Mais uma vez, não terei muito tempo disponível para visitar os meus amigos, conforme merecem. Depois das festas populares, serei eu a fazer a minha festa com as visitas aos bloguenígenas da nossa aldeia virtual.
Ficam todos convidados para a vernissage: quinta-feira, 20 horas.

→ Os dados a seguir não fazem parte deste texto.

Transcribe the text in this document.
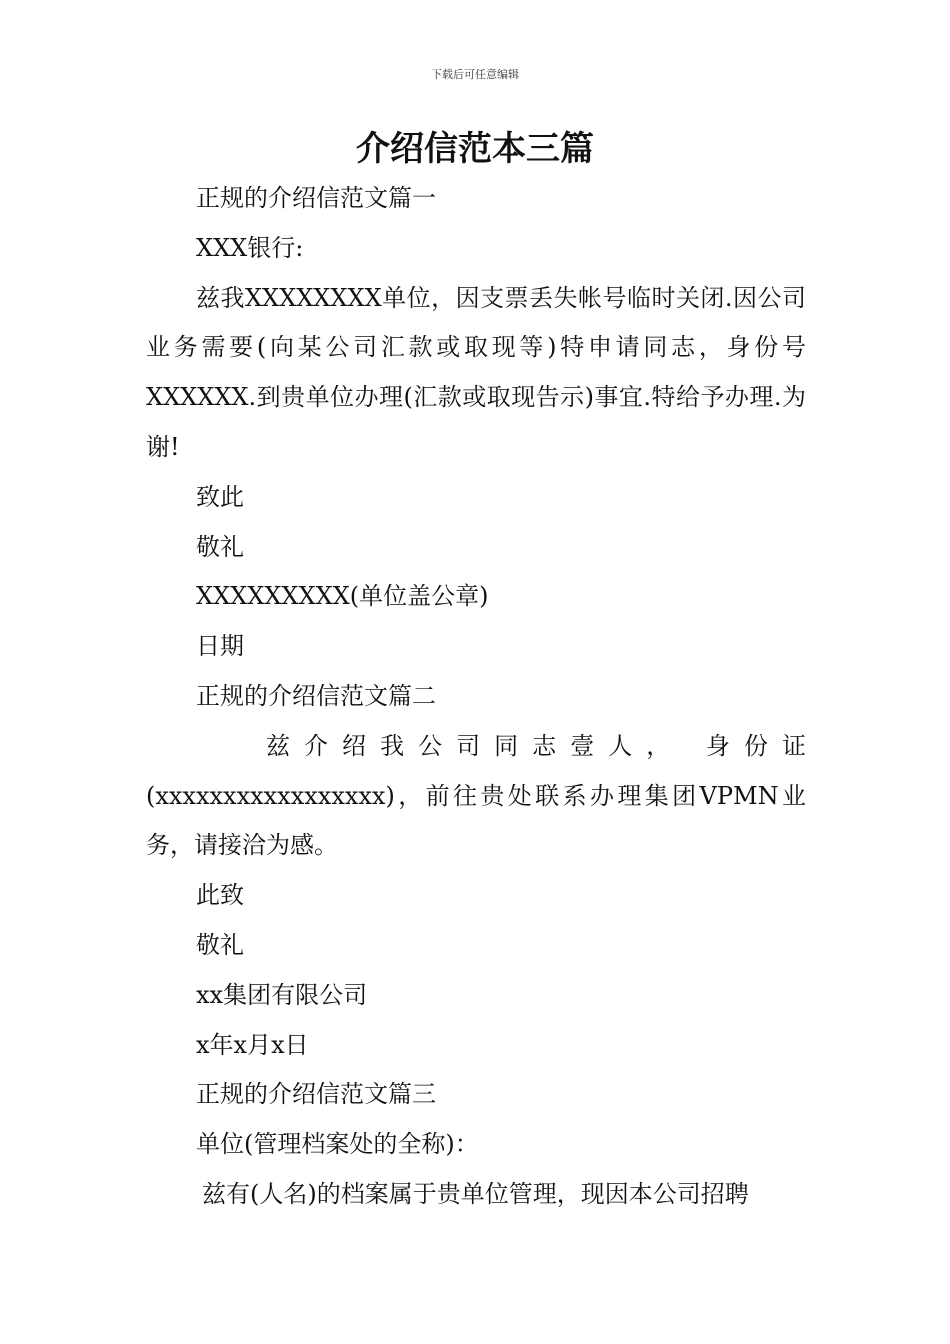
下载后可任意编辑
介绍信范本三篇

正规的介绍信范文篇一

XXX银行:

兹我XXXXXXXX单位，因支票丢失帐号临时关闭.因公司业务需要(向某公司汇款或取现等)特申请同志，身份号XXXXXX.到贵单位办理(汇款或取现告示)事宜.特给予办理.为谢!

致此

敬礼

XXXXXXXXX(单位盖公章)

日期

正规的介绍信范文篇二

兹介绍我公司同志壹人， 身份证(xxxxxxxxxxxxxxxxx)，前往贵处联系办理集团VPMN业务，请接洽为感。

此致

敬礼

xx集团有限公司

x年x月x日

正规的介绍信范文篇三

单位(管理档案处的全称)：

兹有(人名)的档案属于贵单位管理，现因本公司招聘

sábado, 31 de maio de 2008

FARENHEIT 451




Caldeira do Moinho Pequeno
Acrílico sobre tela 80x100cm

Tenho mostrado algumas das muitas telas que pintei em que os Moinhos de Alburrica são a figura central do quadro. Há outros moinhos, os de maré, que funcionavam com os ritmos da subida ou descida das águas.
O esqueleto da casa, que aparece na parte esquerda do quadro, é aquela onde funcionava o moinho de maré. Da língua de terra, em frente, vêem-se as entradas de água que faziam girar o sistema. Num dos meus passeios pela zona, apercebi-me das possibilidades pictóricas daquela casa e do seu moinho. Depois de estudar o horário das marés, e ver as condições do tempo, porque precisava de um céu sem nuvens para poder tirar o máximo partido dos surpreendentes e espectaculares reflexos dos tijolos na água, consegui realizar uma obra que me deu grande satisfação produzir.
O que eu não sabia é que, afinal, a história do moinho ainda não estava completa!
Um dia, fui ver uma exposição na escola Alfredo da Silva, que fica junto ao rio. Naturalmente, olhei para a caldeira e fiquei espantado com o grau de destruição atingido pela casa e moinho, em tão pouco tempo. E fiquei fascinado pelo esqueleto que parecia o resultado de um incêndio que tivesse atingido a construção.
Resolvi perpetuar na tela a destruição daquela casa que, ao contrário da adaptação cinematográfica do livro de Ray Bradbury, dirigida por François Truffaut, não precisou de nenhum bombeiro, Montag ou outro qualquer, para atingir um grau de destruição máximo. Esta obra é o resultado da falta de interesse pelo nosso património, não num futuro distante, não num regime totalitário, mas sim na actualidade e num regime democrático. Só falta, mesmo, dizer que a beleza faz as pessoas infelizes e improdutivas, como nesse livro/filme de culto.
Talvez seja a altura de lá voltar para ver o que aconteceu.
Os pintores consideram interessantes as coisas mais inesperadas, não acham?